The Shadow Odyssey was fairly gradual with the amount of Crit Mit required. At the time, exceptional healers could keep an undergeared character alive long enough to get necessary gear upgrades.
Sentinel’s Fate cranked things up a bit, requiring at least 1-2 Crit Mit adornments to do the harder content and making it a bit harder for healers to “cover” for a player who a few points short.
But Destiny of Velious went completely bananas, initially requiring Crit Mit to do all raid, group AND solo content. Many of us fondly remember getting one-shotted by badgers and sea urchins during the Velious Beta.
Everywhere Crit Mit
At the launch of Velious, each group zone had a progression of gear, and that progression HAD to be followed to get enough Crit Mit to even consider moving into the next set of group zones. And unlike the somewhat forgiving Crit Mit mechanic of past expansions, Velious made Crit Mit a “do or die” stat. Being a few points short became a death sentence.
Although the requirement of Crit Mit was eventually dropped for solo content, and more recently for all group content except Drunder, the requirements for raiding have remained incredibly steep.
As a result, Velious has attracted parallels to the merciless “back-flagging” that made the original EverQuest’s Planes of Power expansion so maddening. Every new applicant to a raiding guild has needed remedial trips to raid zones and targets which the guild has moved on from (typically EM or non-Challenge zones), just to get the right gear pieces to have enough Critical Mitigation to even dream of resuming work on their usual targets.
Ironically, it was into this climate of challenging progression that EQ2’s well-intentioned Dungeon Finder service blundered into and promptly collapsed. A system that randomizes player styles and skill levels into a random selection of zones only works if the content is interchangeable. Dungeon Finder would have been a fantastic introduction in Kunark or The Shadow Odyssey, but with Velious tiered content, it never had a chance.
If I recall correctly, Critical Mitigation was introduced as a way to mitigate the need for bi-annual level cap raises which tend to be a tremendous drain on development resources for content which, quite frankly, most people burn through in a week or two.
Ending the Crit Mit Rat Race
Before today’s news, I had been advocating a 20-30% across-the-board reduction in Critical Mitigation requirements. This would be a big enough change that raiders wouldn’t need to walk down memory lane quite so often, and players would have the option of equipping adornments other than Crit Mit.
You may recall that the mechanics changes in Velious (stripping cool effects/procs off most items and moving them to Adornments) were sold to players with the lofty idea that it would usher in an era of freedom of choice.

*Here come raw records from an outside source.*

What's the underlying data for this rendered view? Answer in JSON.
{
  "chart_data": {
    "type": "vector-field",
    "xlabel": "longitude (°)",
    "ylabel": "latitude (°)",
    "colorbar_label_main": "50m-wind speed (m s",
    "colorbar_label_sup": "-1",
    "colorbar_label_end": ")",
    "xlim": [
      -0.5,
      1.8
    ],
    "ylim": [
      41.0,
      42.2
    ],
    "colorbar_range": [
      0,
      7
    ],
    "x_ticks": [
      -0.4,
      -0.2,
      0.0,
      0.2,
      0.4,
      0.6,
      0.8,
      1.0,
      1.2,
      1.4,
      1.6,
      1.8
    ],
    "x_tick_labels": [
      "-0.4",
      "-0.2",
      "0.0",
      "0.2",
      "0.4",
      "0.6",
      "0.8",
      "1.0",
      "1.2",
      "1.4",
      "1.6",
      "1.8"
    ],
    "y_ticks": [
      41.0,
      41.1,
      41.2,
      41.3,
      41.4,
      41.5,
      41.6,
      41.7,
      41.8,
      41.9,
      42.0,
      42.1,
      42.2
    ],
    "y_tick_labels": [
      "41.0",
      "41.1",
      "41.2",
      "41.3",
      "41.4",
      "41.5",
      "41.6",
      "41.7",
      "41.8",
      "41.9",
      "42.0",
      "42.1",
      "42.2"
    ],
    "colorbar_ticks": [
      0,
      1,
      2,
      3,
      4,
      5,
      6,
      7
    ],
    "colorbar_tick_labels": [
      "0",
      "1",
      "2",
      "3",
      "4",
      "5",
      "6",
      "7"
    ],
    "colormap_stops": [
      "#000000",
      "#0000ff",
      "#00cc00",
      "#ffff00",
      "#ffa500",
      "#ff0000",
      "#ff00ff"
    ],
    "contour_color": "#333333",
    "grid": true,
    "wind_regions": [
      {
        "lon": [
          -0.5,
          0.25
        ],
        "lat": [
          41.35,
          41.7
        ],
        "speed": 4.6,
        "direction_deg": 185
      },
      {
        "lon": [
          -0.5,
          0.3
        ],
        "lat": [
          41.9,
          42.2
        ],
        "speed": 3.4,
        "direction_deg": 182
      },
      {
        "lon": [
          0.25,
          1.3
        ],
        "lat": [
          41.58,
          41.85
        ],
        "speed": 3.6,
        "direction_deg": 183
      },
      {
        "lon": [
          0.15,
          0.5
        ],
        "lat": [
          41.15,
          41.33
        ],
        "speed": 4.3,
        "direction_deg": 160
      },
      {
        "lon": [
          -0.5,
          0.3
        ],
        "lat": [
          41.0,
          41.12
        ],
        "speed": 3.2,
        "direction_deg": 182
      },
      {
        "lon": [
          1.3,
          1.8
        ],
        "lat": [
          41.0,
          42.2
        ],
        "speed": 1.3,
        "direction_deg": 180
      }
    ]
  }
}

Yet acquiring new gear has been the definition of mixed emotions, as a a steady stream of Primal Velium Shards has been needed to re-purchase Crit Mit adornments for each new slightly upgraded piece of gear just to stay in the Crit Mit rat race.
The reality was, anyone serious about progressing through the harder group zones, into x2 raids, and finally into x4 raids had only one choice of adornment — Crit Mit. An EQ2 developer famously stated that any EQ2 player interested in progression should exclusively be using Critical Mitigation adornments.
A New Progression?
Love or hate Crit Mit, it has marked the progression of gear beyond level 90 for two going on three expansions. Short of raising the level cap, which seems unlikely based on past development comments, what will be the next “progression” stat?
The ugly truth is, every MMO is a treadmill. The art of MMO design is concealing that reality and doing so tastefully.